You'd have thought the sky had fallen.
Criticism poured in. Ethan Blevins of the Pacific Legal Foundation protested that the country "deserves an executive branch that honors this basic notion of separated powers." James Taranto in the Wall Street Journal thundered that "disrespect for the judiciary is one thing; open defiance is a considerably more radical step." And the critics were hardly limited to the right. My fellow Bloomberg View columnist (and former student) Noah Feldman warned that Baude's idea would represent "a flagrant violation of the rule of law."
Well, let's slow down a minute. Baude, who teaches constitutional law at the University of Chicago, has presumably thought through all of these implications. Although one might be tempted to say that he is engaged in special pleading on behalf of a deeply flawed and terribly rushed piece of legislation, I'd like to suggest that there's more to his critique than might be first apparent.
It's not the rule of law that Baude is challenging. It's the rule of courts — and that's a very different thing. In the U.S., we are raised to an ideology of judicial supremacy. We leave tough questions to the judges, and the judges fix them. Among legal scholars, however, the institution of judicial review has lately been undergoing something of a crisis, of which Baude's provocative suggestion is just one more sign.
It's about time.
The Supreme Court long ago degenerated from the glorious unanimity of the desegregation battle to the era of sharply divided decisions, where the justices snipe at one another in footnotes. It should hardly be surprising, then, that over the past 10 or 15 years, leading constitutional scholars have begun to raise questions. Jeremy Waldron, a professor at New York University School of Law, contends that public debate is often richer in countries that leave the most divisive issues to popular decision. Academic work, he argues, is also impoverished by its court-centeredness, to the point where legal scholars "are intoxicated with courts and blinded to almost everything else by the delights of constitutional adjudication."

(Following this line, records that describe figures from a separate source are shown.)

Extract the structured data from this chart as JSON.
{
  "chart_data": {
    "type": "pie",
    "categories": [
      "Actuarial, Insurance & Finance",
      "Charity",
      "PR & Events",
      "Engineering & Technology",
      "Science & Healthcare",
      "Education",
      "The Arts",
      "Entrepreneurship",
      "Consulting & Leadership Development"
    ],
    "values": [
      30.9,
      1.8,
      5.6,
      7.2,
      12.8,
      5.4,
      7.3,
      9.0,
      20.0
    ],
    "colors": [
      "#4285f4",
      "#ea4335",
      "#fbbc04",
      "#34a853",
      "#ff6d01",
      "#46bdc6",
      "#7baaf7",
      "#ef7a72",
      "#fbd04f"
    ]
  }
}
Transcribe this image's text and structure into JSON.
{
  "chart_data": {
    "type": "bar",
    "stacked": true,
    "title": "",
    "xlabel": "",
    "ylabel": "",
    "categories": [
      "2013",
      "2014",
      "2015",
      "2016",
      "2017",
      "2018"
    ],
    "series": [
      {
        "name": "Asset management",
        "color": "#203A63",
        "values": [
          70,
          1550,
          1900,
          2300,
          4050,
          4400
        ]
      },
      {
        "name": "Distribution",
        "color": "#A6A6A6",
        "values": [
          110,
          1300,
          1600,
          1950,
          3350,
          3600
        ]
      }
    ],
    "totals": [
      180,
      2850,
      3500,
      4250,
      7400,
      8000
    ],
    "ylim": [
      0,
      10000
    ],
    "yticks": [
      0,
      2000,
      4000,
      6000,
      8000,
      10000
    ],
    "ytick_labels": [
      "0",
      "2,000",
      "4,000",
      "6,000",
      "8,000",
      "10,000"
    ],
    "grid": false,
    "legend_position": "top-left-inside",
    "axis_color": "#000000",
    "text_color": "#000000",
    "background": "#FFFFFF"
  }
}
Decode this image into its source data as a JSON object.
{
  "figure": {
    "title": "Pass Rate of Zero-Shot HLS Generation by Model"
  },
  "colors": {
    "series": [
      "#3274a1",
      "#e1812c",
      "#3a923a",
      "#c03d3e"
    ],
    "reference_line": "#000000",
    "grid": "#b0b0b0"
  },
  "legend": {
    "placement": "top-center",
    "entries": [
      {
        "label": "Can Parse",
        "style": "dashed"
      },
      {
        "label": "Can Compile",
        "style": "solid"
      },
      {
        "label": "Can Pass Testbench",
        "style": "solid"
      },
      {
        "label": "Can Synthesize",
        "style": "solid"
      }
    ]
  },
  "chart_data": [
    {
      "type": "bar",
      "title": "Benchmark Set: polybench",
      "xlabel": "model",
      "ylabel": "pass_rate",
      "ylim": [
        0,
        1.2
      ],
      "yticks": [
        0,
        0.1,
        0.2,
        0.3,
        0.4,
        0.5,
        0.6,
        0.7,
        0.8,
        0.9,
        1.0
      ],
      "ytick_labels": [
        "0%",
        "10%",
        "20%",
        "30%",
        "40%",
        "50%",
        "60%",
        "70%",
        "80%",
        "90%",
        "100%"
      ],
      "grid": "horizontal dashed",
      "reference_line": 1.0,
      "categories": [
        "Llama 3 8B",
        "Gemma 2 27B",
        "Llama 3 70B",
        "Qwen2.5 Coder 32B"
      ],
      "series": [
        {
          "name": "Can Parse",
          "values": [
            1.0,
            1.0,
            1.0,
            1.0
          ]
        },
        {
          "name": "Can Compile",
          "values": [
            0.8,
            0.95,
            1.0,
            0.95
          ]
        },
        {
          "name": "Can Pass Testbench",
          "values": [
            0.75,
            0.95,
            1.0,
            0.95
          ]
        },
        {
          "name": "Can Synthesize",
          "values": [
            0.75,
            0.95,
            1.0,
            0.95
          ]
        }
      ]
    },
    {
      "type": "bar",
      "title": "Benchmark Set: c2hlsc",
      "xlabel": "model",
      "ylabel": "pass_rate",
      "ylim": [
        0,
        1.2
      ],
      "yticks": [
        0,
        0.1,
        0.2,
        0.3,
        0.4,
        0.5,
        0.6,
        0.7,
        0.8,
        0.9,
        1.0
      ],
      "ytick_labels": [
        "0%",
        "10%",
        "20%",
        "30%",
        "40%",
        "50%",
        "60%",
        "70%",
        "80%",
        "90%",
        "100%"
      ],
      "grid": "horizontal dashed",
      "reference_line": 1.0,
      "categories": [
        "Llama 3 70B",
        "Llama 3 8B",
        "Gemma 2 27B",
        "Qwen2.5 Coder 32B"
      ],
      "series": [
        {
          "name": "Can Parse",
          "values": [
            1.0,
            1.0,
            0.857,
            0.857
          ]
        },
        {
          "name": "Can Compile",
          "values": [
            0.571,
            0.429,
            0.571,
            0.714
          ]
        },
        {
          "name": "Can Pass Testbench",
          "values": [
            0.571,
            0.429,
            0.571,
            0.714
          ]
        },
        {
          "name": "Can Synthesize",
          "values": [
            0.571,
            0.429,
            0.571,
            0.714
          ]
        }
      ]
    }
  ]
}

Larry Kramer of Stanford University, in his 2004 book "The People Themselves," argued that the Framers designed the courts as a vindicator rather than a violator of popular sovereignty, and that judges — even at the Supreme Court level — should act with the understanding that the people of the United States are "a higher authority … with power to overturn their decisions." Harvard's Mark Tushnet, in "Weak Courts, Strong Rights," points out that countries without American-style judicial review often provide stronger protection of rights, including more generous social welfare benefits.